La finance, en première ligne de la destruction ou de la sauvegarde du climat ?
Depuis quelques années, les militants du climat ont fait du secteur financier une cible privilégiée. Leur raisonnement est simple : c’est en coupant à la source les flux de financement qui les rendent possibles que l’on pourra empêcher le développement de nouveaux projets d’extraction d’hydrocarbures ou de centrales électriques polluantes, et donc contenir l’augmentation autrement inexorable des émissions globales de gaz à effet de serre.
En 2014, les Amis de la Terre et leurs alliés avaient ainsi mené une campagne victorieuse pour forcer la Société générale et les autres grandes banques hexagonales à se désengager des projets de nouvelles mines de charbon géantes dans le Nord-ouest australien (lire notre article). La pression a continué depuis. Régulièrement, les écologistes dénoncent le rôle des banques françaises et internationales dans le financement de l’exploitation des hydrocarbures, des oléoducs ou des infrastructures gazières. Tout aussi régulièrement, les banques répondent par des annonces en trompe-l’œil et des engagements partiels, qui ne changent pas grand chose.

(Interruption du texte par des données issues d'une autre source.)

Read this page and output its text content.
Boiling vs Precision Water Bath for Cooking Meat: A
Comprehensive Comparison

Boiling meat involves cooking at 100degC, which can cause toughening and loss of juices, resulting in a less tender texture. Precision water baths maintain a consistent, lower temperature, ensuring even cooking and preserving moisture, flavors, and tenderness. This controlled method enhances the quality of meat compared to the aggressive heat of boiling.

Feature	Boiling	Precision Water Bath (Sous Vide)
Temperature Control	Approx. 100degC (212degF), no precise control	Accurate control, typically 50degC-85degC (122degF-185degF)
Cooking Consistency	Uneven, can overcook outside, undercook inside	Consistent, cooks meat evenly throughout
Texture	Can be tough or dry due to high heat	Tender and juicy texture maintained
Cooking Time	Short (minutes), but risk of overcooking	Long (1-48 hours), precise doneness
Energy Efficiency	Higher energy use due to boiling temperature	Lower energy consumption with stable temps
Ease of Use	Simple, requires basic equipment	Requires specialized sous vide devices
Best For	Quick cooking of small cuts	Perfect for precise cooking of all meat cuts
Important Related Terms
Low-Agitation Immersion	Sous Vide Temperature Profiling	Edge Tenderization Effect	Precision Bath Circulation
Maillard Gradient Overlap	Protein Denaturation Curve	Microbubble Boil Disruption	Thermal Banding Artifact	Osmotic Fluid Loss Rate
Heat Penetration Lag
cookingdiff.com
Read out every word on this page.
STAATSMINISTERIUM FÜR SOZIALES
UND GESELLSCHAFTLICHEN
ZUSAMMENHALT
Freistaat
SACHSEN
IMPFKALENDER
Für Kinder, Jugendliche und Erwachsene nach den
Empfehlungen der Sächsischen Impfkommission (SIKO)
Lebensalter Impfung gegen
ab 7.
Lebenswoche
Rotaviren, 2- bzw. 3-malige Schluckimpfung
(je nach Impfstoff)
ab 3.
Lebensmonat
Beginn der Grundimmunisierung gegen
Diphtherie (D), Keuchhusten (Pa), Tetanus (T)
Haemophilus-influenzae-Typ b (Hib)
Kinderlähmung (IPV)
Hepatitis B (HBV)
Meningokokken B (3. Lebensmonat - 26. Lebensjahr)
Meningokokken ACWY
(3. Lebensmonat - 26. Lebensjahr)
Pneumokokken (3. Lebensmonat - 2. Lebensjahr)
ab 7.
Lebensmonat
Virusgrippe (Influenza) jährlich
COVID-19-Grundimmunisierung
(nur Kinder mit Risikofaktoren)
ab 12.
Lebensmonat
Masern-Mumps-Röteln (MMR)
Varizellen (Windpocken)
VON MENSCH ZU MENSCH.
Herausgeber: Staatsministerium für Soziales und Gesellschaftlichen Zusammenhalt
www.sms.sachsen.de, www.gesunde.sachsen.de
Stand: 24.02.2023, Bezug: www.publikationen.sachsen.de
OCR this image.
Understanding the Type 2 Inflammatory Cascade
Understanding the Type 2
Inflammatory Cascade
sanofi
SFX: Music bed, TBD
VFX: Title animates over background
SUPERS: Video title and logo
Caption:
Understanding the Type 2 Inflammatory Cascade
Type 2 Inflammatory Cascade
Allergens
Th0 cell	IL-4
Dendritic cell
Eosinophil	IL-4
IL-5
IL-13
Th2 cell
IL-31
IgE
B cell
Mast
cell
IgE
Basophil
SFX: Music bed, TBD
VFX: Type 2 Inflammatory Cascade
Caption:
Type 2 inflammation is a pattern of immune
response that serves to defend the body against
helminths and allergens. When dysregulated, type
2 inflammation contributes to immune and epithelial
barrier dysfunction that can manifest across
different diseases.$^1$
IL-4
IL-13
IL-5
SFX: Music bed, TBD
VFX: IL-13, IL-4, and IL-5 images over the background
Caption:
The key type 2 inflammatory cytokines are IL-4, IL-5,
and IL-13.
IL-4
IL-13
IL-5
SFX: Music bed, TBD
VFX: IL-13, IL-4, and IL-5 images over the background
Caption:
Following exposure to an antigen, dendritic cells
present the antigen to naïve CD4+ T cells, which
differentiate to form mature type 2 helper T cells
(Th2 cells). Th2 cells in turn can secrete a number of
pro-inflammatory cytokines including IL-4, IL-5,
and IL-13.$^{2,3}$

L’illusion de la finance verte
L’accent mis sur le rôle de la finance n’est pas seulement le fait d’ONG activistes. C’est un diagnostic partagé, sous des formes très différentes, aussi bien par le mouvement pour le désinvestissement des énergies fossiles, portée par l’ONG 350 (lire notre entretien avec sa directrice exécutive May Boeve), que par Emmanuel Macron, qui en a fait la clé de voûte de l’action diplomatique de la France en matière de climat. L’organisation du « One Planet Summit » à Paris en décembre dernier visait explicitement à faire du secteur financier – public et privé – le moteur de la lutte contre le réchauffement climatique.
Ce consensus apparent cache de profondes différences. À l’occasion du One Planet Summit, l’Observatoire des multinationales avait montré, dans le cadre d’un partenariat avec 350 France, que les institutions financières publiques françaises comme la Caisse des dépôts – souvent présentés comme des modèles de « verdissement » de leurs portefeuille – restaient largement investies dans le secteur du charbon, du pétrole et du gaz, et y compris dans des nouveaux projets de développement de gisements d’hydrocarbures jusqu’ici inexploités (lire nos enquêtes ici et là). La faute à des critères d’exclusion trop lâches, des objectifs trop vagues, des engagements trop lacunaires.
De même, aujourd’hui, les grandes banques françaises se défendent contre les accusations des Amis de la Terre et d’Oxfam en mettant en avant leurs investissements dans les « obligations vertes », leurs objectifs à l’horizon 2020, ou bien encore le verdissement graduel du mix énergétique de leurs investissements [2]. Les chiffres publiés par les deux ONG montrent ce qu’il y a de concret derrière les beaux discours et les « innovations » de la finance verte : pas grand chose.